The study is featured in GSA Today and states that Zealandia, which was once part of the long-lost ancient supercontinent called Gondwana, is a 4.9-million-square-kilometer slab of continental crust situated southwest of the Pacific Ocean.
The study was conducted by 11 researchers namely, Nick Mortimer, Hamish J. Campbell, Andy J. Tulloch, Peter R. King, Vaughan M. Stagpoole, Ray A. Wood, Mark S. Rattenbury, Rupert Sutherland, Chris J. Adams, Julien Collot and Maria Seton.
Discovery Of Zealandia
The term Zealandia was first coined in 1995 by Bruce Luyendyk, a geophysicist at the University of California, Santa Barbara.
However, according to Luyendyk, the name was given to describe New Zealand, New Caledonia, and a collection of submerged pieces and slices of crust which were part of the Gondwana supercontinent.
The researchers went a bit further and decided to re-examine Luyendyk's idea by decoding the existing evidence under four basic criteria. The geologists referred to a number of criteria to deem a slab of rock as a continent.
The four basic criteria are:
One: If the land jolts up comparatively higher from the ocean floor.
Two: The crust must contain all the three types of rocks namely metamorphic, sedimentary and igneous.
Three: The slab of crust must be thicker and less dense compared with the thickness of the surrounding ocean floor.
Four: There must be well-defined boundaries surrounding an area large enough to be considered as an continent, rather than terming it a micro-continent or a fragment of any continent.
Both New Zealand and New Caledonia fulfill the first three criteria, enabling the researchers to coin the term Zealandia for the new continent.

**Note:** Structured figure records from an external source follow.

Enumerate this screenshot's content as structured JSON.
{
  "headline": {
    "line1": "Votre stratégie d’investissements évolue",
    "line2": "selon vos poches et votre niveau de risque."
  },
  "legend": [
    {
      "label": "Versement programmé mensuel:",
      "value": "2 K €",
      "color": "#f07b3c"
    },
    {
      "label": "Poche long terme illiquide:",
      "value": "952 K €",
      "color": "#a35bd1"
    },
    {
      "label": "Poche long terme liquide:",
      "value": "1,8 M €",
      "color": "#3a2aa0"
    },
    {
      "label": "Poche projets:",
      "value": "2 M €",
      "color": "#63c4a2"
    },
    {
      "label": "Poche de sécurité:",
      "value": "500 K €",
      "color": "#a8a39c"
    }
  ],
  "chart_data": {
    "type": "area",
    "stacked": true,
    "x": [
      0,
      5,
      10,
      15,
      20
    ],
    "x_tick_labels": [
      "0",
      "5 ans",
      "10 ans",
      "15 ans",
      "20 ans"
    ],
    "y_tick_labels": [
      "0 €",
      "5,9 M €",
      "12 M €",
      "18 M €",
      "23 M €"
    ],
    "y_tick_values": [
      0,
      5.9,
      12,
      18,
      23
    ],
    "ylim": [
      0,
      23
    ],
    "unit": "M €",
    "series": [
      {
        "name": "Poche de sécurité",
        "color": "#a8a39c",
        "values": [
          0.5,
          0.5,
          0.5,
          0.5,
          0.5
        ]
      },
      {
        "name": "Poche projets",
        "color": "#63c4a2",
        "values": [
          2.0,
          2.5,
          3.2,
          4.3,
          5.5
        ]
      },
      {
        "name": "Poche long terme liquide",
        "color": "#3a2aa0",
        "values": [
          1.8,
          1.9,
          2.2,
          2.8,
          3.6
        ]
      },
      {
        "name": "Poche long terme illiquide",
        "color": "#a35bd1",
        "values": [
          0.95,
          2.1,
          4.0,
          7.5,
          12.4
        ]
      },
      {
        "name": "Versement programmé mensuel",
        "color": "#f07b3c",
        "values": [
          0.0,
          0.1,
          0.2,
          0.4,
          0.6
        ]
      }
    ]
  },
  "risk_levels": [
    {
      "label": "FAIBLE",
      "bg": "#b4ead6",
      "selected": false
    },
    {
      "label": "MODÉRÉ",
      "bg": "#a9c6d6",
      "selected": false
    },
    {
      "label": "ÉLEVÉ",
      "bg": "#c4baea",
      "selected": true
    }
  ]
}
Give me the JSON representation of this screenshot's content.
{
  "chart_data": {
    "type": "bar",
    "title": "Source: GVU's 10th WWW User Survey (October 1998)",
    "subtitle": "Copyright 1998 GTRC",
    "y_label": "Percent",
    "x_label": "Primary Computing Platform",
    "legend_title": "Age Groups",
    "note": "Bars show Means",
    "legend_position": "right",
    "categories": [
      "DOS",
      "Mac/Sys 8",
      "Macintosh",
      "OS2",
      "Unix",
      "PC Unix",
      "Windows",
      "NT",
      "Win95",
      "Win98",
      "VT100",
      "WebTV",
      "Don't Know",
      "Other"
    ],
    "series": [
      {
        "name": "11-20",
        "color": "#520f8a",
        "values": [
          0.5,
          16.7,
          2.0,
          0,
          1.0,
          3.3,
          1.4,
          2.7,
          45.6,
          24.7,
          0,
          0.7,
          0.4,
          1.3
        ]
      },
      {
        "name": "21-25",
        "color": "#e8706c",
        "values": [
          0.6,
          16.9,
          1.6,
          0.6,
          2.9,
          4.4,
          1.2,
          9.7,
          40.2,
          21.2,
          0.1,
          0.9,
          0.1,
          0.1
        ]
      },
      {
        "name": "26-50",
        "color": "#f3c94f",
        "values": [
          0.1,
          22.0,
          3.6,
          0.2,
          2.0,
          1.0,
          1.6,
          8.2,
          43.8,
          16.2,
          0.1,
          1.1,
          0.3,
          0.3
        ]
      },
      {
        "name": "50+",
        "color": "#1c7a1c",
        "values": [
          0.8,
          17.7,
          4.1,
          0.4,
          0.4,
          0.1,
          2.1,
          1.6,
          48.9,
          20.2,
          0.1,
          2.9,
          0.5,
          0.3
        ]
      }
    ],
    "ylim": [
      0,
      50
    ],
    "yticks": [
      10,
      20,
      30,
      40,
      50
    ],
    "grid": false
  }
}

At first glance, the continent seems to be broken, but based on the results of the study — which used satellite-based elevations and gravity maps — Zealandia indeed looks part of the unified region.
Zealandia And Its Characteristics
The study states that Zealandia is a part of former supercontinent Gondwana. Zealandia is also the youngest and the thinnest of all other continents on Earth.
Nearly 94 percent of Zealandia is currently submerged, which Mortimer says is nothing unique.
"It is not unique in this regard: an ice-free, isostatically corrected West Antarctica would also largely be submerged," said Mortimer.
The new continent once made up approximately 5 percent of supercontinent Gondwana.